Маргарет Дрэббл - Мой золотой Иерусалим
Доктор пришел утром, довольно поздно, осмотрел Октавию, пощупал ее пульс, измерил температуру и сказал, что ничего серьезного у нее нет, можно сказать, здорова, но потом спросил, не буду ли я возражать, если он ее послушает, и я подняла ей кофточку. Он приложил стетоскоп к ее толстенькому бочку, и Октавия заулыбалась и заерзала от удовольствия. Доктор слушал ее очень долго, а я, начавшая сомневаться, не зря ли его побеспокоила, хотя это уже не имело значения, наблюдала за ними обоими, рассеянно размышляя, как мила Октавия и что ее кофточку не мешало бы простирнуть. Знай я, что меня ждет, я наслаждалась бы этим моментом куда больше! Точнее сказать, я и так им наслаждалась, только эти счастливые минуты были последними. Когда врач кончил слушать Октавию, он поднялся, глубоко вздохнул и произнес:
— Ну что ж, по-моему, поводов для сильных волнений нет.
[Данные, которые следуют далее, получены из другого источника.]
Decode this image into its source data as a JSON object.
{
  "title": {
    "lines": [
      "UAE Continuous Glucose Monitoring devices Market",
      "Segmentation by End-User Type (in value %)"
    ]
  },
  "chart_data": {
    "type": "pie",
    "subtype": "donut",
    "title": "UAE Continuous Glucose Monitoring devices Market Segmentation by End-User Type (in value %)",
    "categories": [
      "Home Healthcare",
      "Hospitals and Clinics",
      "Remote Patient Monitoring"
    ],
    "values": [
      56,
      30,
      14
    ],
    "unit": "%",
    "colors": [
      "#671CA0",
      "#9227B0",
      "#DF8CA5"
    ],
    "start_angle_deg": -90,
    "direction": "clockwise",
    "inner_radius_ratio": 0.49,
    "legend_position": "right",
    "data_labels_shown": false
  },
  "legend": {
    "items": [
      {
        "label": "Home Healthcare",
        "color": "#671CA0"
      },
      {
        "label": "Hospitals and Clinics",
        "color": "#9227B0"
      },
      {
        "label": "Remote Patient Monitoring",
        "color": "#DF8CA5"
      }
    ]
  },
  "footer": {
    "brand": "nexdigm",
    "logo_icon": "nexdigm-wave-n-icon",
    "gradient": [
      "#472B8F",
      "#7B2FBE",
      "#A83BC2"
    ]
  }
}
— Да? — отозвалась я, уже близкая к обмороку, так как видела, что он сказал не все и вообще говорит не то, что думает.
— Тем не менее, — продолжал он, — вероятно, мне следует направить девочку в больницу.
— Вот как! — сказала я.
Теперь уже я не решалась задавать вопросы, боясь услышать о чем-нибудь страшном, вроде двусторонней пневмонии, о более опасном я и не помышляла, и это, наверно, доказывает, что никому, даже мне, не дано от природы сразу улавливать всю серьезность дурных новостей.
Доктор с минуту помолчал, ожидая, что я стану его расспрашивать, но я сидела, держа на коленях Октавию, и не произносила ни слова, так что через некоторое время он заговорил сам, уже не стараясь делать вид, будто беспокоиться не о чем.
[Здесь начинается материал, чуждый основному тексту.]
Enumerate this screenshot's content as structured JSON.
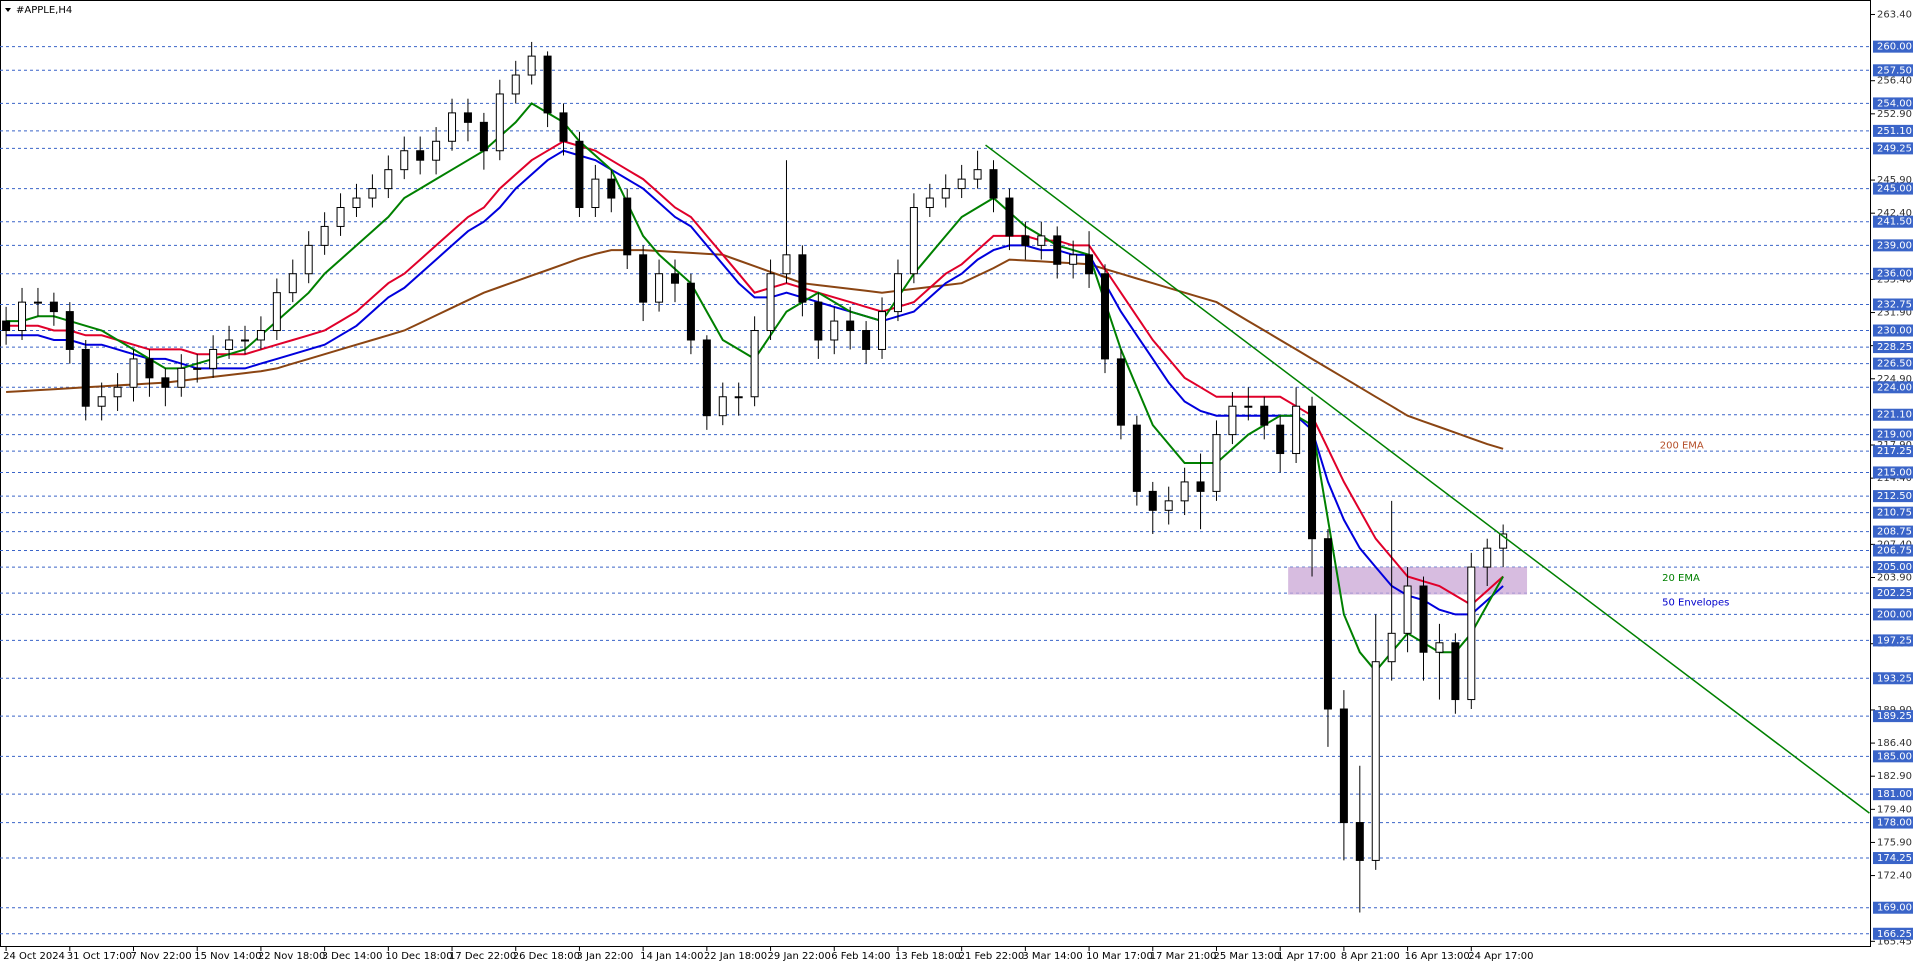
{
  "chart_data": {
    "type": "candlestick",
    "title": "#APPLE,H4",
    "categories": [
      "24 Oct 2024",
      null,
      null,
      null,
      "31 Oct 17:00",
      null,
      null,
      null,
      "7 Nov 22:00",
      null,
      null,
      null,
      "15 Nov 14:00",
      null,
      null,
      null,
      "22 Nov 18:00",
      null,
      null,
      null,
      "3 Dec 14:00",
      null,
      null,
      null,
      "10 Dec 18:00",
      null,
      null,
      null,
      "17 Dec 22:00",
      null,
      null,
      null,
      "26 Dec 18:00",
      null,
      null,
      null,
      "3 Jan 22:00",
      null,
      null,
      null,
      "14 Jan 14:00",
      null,
      null,
      null,
      "22 Jan 18:00",
      null,
      null,
      null,
      "29 Jan 22:00",
      null,
      null,
      null,
      "6 Feb 14:00",
      null,
      null,
      null,
      "13 Feb 18:00",
      null,
      null,
      null,
      "21 Feb 22:00",
      null,
      null,
      null,
      "3 Mar 14:00",
      null,
      null,
      null,
      "10 Mar 17:00",
      null,
      null,
      null,
      "17 Mar 21:00",
      null,
      null,
      null,
      "25 Mar 13:00",
      null,
      null,
      null,
      "1 Apr 17:00",
      null,
      null,
      null,
      "8 Apr 21:00",
      null,
      null,
      null,
      "16 Apr 13:00",
      null,
      null,
      null,
      "24 Apr 17:00",
      null,
      null
    ],
    "open": [
      231,
      230,
      233,
      233,
      232,
      228,
      222,
      223,
      224,
      227,
      225,
      224,
      226,
      226,
      228,
      229,
      229,
      230,
      234,
      236,
      239,
      241,
      243,
      244,
      245,
      247,
      249,
      248,
      250,
      253,
      252,
      249,
      255,
      257,
      259,
      253,
      250,
      243,
      246,
      244,
      238,
      233,
      236,
      235,
      229,
      221,
      223,
      223,
      230,
      236,
      238,
      233,
      229,
      231,
      230,
      228,
      232,
      236,
      243,
      244,
      245,
      246,
      247,
      244,
      240,
      239,
      240,
      237,
      238,
      236,
      227,
      220,
      213,
      211,
      212,
      214,
      213,
      219,
      222,
      222,
      220,
      217,
      222,
      208,
      190,
      178,
      174,
      195,
      198,
      203,
      196,
      197,
      191,
      205,
      207
    ],
    "high": [
      232.5,
      234.5,
      234.5,
      234,
      233,
      229,
      224.5,
      225.5,
      228,
      228,
      226,
      227.5,
      227.5,
      229.5,
      230.5,
      230.5,
      231.5,
      235.5,
      237.5,
      240.5,
      242.5,
      244.5,
      245.5,
      246.5,
      248.5,
      250.5,
      250.5,
      251.5,
      254.5,
      254.5,
      253,
      256.5,
      258.5,
      260.5,
      259.5,
      254,
      251,
      247.5,
      247,
      245,
      239,
      237.5,
      237.5,
      236,
      229.5,
      224.5,
      224.5,
      231.5,
      237.5,
      248,
      239,
      234,
      232.5,
      232.5,
      231,
      233.5,
      237.5,
      244.5,
      245.5,
      246.5,
      247.5,
      249,
      248,
      245,
      241.5,
      241.5,
      241,
      239.5,
      240.5,
      237,
      228,
      221,
      214,
      213.5,
      215.5,
      217,
      220.5,
      223.5,
      224,
      223,
      221,
      224,
      223,
      209,
      192,
      184,
      200,
      212,
      205,
      204,
      199,
      198,
      206.5,
      208,
      209.5
    ],
    "low": [
      228.5,
      229,
      231.5,
      230.5,
      226.5,
      220.5,
      220.5,
      221.5,
      222.5,
      223,
      222,
      223,
      224.5,
      225,
      227,
      227.5,
      228,
      229,
      233,
      235,
      238,
      240,
      242,
      243,
      244,
      246,
      246.5,
      246.5,
      249,
      250,
      247,
      248,
      254,
      256,
      251.5,
      248.5,
      242,
      242,
      242.5,
      236.5,
      231,
      232,
      233,
      227.5,
      219.5,
      220,
      221,
      222,
      229,
      235,
      231.5,
      227,
      227.5,
      228,
      226.5,
      227,
      231,
      235,
      242,
      243,
      244,
      245,
      242.5,
      238.5,
      237.5,
      237.5,
      235.5,
      235.5,
      234.5,
      225.5,
      218.5,
      211.5,
      208.5,
      209.5,
      210.5,
      209,
      212,
      218,
      220.5,
      218.5,
      215,
      216,
      204,
      186,
      174,
      168.5,
      173,
      193,
      196,
      193,
      191,
      189.5,
      190,
      203,
      205
    ],
    "close": [
      230,
      233,
      233,
      232,
      228,
      222,
      223,
      224,
      227,
      225,
      224,
      226,
      226,
      228,
      229,
      229,
      230,
      234,
      236,
      239,
      241,
      243,
      244,
      245,
      247,
      249,
      248,
      250,
      253,
      252,
      249,
      255,
      257,
      259,
      253,
      250,
      243,
      246,
      244,
      238,
      233,
      236,
      235,
      229,
      221,
      223,
      223,
      230,
      236,
      238,
      233,
      229,
      231,
      230,
      228,
      232,
      236,
      243,
      244,
      245,
      246,
      247,
      244,
      240,
      239,
      240,
      237,
      238,
      236,
      227,
      220,
      213,
      211,
      212,
      214,
      213,
      219,
      222,
      222,
      220,
      217,
      222,
      208,
      190,
      178,
      174,
      195,
      198,
      203,
      196,
      197,
      191,
      205,
      207,
      208.5
    ],
    "candle_color": "#000000",
    "series": [
      {
        "color": "#8b4513",
        "values": [
          223.5,
          223.6,
          223.7,
          223.8,
          223.9,
          224,
          224.1,
          224.2,
          224.3,
          224.4,
          224.5,
          224.7,
          224.9,
          225.1,
          225.3,
          225.5,
          225.7,
          226,
          226.5,
          227,
          227.5,
          228,
          228.5,
          229,
          229.5,
          230,
          230.8,
          231.6,
          232.4,
          233.2,
          234,
          234.6,
          235.2,
          235.8,
          236.4,
          237,
          237.6,
          238.1,
          238.5,
          238.5,
          238.5,
          238.4,
          238.3,
          238.2,
          238.1,
          238,
          237.4,
          236.8,
          236.2,
          235.6,
          235,
          234.8,
          234.6,
          234.4,
          234.2,
          234,
          234.2,
          234.4,
          234.6,
          234.8,
          235,
          235.8,
          236.6,
          237.5,
          237.4,
          237.3,
          237.2,
          237.1,
          237,
          236.5,
          236,
          235.5,
          235,
          234.5,
          234,
          233.5,
          233,
          232,
          231,
          230,
          229,
          228,
          227,
          226,
          225,
          224,
          223,
          222,
          221,
          220.4,
          219.8,
          219.2,
          218.6,
          218,
          217.5
        ]
      },
      {
        "color": "#0000dd",
        "values": [
          229.5,
          229.5,
          229.5,
          229,
          229,
          228.5,
          228.5,
          228,
          227.5,
          227,
          227,
          226.5,
          226,
          226,
          226,
          226,
          226.5,
          227,
          227.5,
          228,
          228.5,
          229.5,
          230.5,
          232,
          233.5,
          234.5,
          236,
          237.5,
          239,
          240.5,
          241.5,
          243,
          245,
          246.5,
          248,
          249,
          248.5,
          248,
          247,
          246,
          245,
          243.5,
          242,
          241,
          239,
          237,
          235,
          233.5,
          233.5,
          234,
          233.5,
          233,
          232.5,
          232,
          231.5,
          231,
          231.5,
          232,
          233.5,
          235,
          236,
          237.5,
          238.5,
          239,
          239,
          238.5,
          238.5,
          238,
          238,
          235,
          232,
          229.5,
          227,
          224.5,
          222.5,
          221.5,
          221,
          221,
          221,
          221,
          221,
          221,
          219.5,
          214,
          210,
          207,
          205,
          203,
          202,
          201.5,
          200.5,
          200,
          200,
          201.5,
          203
        ]
      },
      {
        "color": "#e0002a",
        "values": [
          230.5,
          230.5,
          230.5,
          230,
          230,
          229.5,
          229.5,
          229,
          228.5,
          228,
          228,
          228,
          227.5,
          227.5,
          227.5,
          227.5,
          228,
          228.5,
          229,
          229.5,
          230,
          231,
          232,
          233.5,
          235,
          236,
          237.5,
          239,
          240.5,
          242,
          243,
          245,
          246.5,
          248,
          249,
          250,
          249.5,
          249,
          248,
          247,
          246,
          244.5,
          243,
          242,
          240,
          238,
          236,
          234,
          234.5,
          235,
          234.5,
          234,
          233.5,
          233,
          232.5,
          232,
          232.5,
          233,
          234.5,
          236,
          237,
          238.5,
          240,
          240,
          240,
          239.5,
          239.5,
          239,
          239,
          236.5,
          234,
          231.5,
          229,
          227,
          225,
          224,
          223,
          223,
          223,
          223,
          223,
          222,
          221,
          217.5,
          214,
          211,
          208,
          206,
          204,
          203.5,
          203,
          202,
          201,
          202.5,
          204
        ]
      },
      {
        "color": "#008000",
        "values": [
          231,
          231,
          231.5,
          231.5,
          231,
          230.5,
          230,
          229,
          228,
          227,
          226,
          226,
          226.5,
          227,
          227.5,
          228,
          229.5,
          231,
          232.5,
          234,
          236,
          237.5,
          239,
          240.5,
          242,
          244,
          245,
          246,
          247,
          248,
          249,
          250.5,
          252,
          254,
          253,
          252,
          250,
          248.5,
          247,
          243.5,
          240,
          238,
          236.5,
          235,
          232,
          229,
          228,
          227,
          229.5,
          232,
          233,
          234,
          233,
          232,
          231.5,
          231,
          233.5,
          236,
          238,
          240,
          242,
          243,
          244,
          242.5,
          241,
          240,
          239,
          238.5,
          238,
          233,
          228,
          224,
          220,
          218,
          216,
          216,
          216,
          217.5,
          219,
          220,
          221,
          221,
          220,
          210,
          200,
          196,
          194,
          196,
          198,
          197,
          196,
          196,
          198,
          201,
          204
        ]
      }
    ],
    "trendline": {
      "color": "#008000",
      "x": [
        61.5,
        117
      ],
      "y": [
        249.6,
        179
      ]
    },
    "zone": {
      "color": "#c9a6d6",
      "x": [
        80.5,
        95.5
      ],
      "y": [
        202.1,
        205
      ]
    },
    "annotations": [
      {
        "text": "200 EMA",
        "color": "#b5502a"
      },
      {
        "text": "20 EMA",
        "color": "#008000"
      },
      {
        "text": "50 Envelopes",
        "color": "#0000cc"
      }
    ],
    "ylim": [
      164.85,
      264.93
    ],
    "yticks": [
      {
        "value": 263.4,
        "label": "263.40"
      },
      {
        "value": 256.4,
        "label": "256.40"
      },
      {
        "value": 252.9,
        "label": "252.90"
      },
      {
        "value": 245.9,
        "label": "245.90"
      },
      {
        "value": 242.4,
        "label": "242.40"
      },
      {
        "value": 235.4,
        "label": "235.40"
      },
      {
        "value": 231.9,
        "label": "231.90"
      },
      {
        "value": 228.4,
        "label": "228.40"
      },
      {
        "value": 224.9,
        "label": "224.90"
      },
      {
        "value": 217.9,
        "label": "217.90"
      },
      {
        "value": 214.4,
        "label": "214.40"
      },
      {
        "value": 207.4,
        "label": "207.40"
      },
      {
        "value": 203.9,
        "label": "203.90"
      },
      {
        "value": 196.9,
        "label": "196.90"
      },
      {
        "value": 189.9,
        "label": "189.90"
      },
      {
        "value": 186.4,
        "label": "186.40"
      },
      {
        "value": 182.9,
        "label": "182.90"
      },
      {
        "value": 179.4,
        "label": "179.40"
      },
      {
        "value": 175.9,
        "label": "175.90"
      },
      {
        "value": 172.4,
        "label": "172.40"
      },
      {
        "value": 165.45,
        "label": "165.45"
      }
    ],
    "levels": [
      {
        "value": 260,
        "label": "260.00"
      },
      {
        "value": 257.5,
        "label": "257.50"
      },
      {
        "value": 254,
        "label": "254.00"
      },
      {
        "value": 251.1,
        "label": "251.10"
      },
      {
        "value": 249.25,
        "label": "249.25"
      },
      {
        "value": 245,
        "label": "245.00"
      },
      {
        "value": 241.5,
        "label": "241.50"
      },
      {
        "value": 239,
        "label": "239.00"
      },
      {
        "value": 236,
        "label": "236.00"
      },
      {
        "value": 232.75,
        "label": "232.75"
      },
      {
        "value": 230,
        "label": "230.00"
      },
      {
        "value": 228.25,
        "label": "228.25"
      },
      {
        "value": 226.5,
        "label": "226.50"
      },
      {
        "value": 224,
        "label": "224.00"
      },
      {
        "value": 221.1,
        "label": "221.10"
      },
      {
        "value": 219,
        "label": "219.00"
      },
      {
        "value": 217.25,
        "label": "217.25"
      },
      {
        "value": 215,
        "label": "215.00"
      },
      {
        "value": 212.5,
        "label": "212.50"
      },
      {
        "value": 210.75,
        "label": "210.75"
      },
      {
        "value": 208.75,
        "label": "208.75"
      },
      {
        "value": 206.75,
        "label": "206.75"
      },
      {
        "value": 205,
        "label": "205.00"
      },
      {
        "value": 202.25,
        "label": "202.25"
      },
      {
        "value": 200,
        "label": "200.00"
      },
      {
        "value": 197.25,
        "label": "197.25"
      },
      {
        "value": 193.25,
        "label": "193.25"
      },
      {
        "value": 189.25,
        "label": "189.25"
      },
      {
        "value": 185,
        "label": "185.00"
      },
      {
        "value": 181,
        "label": "181.00"
      },
      {
        "value": 178,
        "label": "178.00"
      },
      {
        "value": 174.25,
        "label": "174.25"
      },
      {
        "value": 169,
        "label": "169.00"
      },
      {
        "value": 166.25,
        "label": "166.25"
      }
    ],
    "level_color": "#3a64c8"
  }
}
— Может быть, ничего и не подтвердится, вполне возможно. Где вы рожали? В больнице Св. Эндрю? Трудно поверить, что там могли это проглядеть. Пожалуй, лучше всего направить вас именно туда, к Прозероу, он прекрасно разбирается в таких вещах.
— Что у нее? — спросила я наконец. — Что-то с легкими? Пневмония?
— Нет, нет! — ответил он. — Ничего похожего! С простудой это никак не связано, простуда здесь ни при чем, сейчас все лондонские дети простужены. Дело в том, что, когда я ее слушал, я заметил какие-то шумы, вот и все. Возможно, это ничего не значит.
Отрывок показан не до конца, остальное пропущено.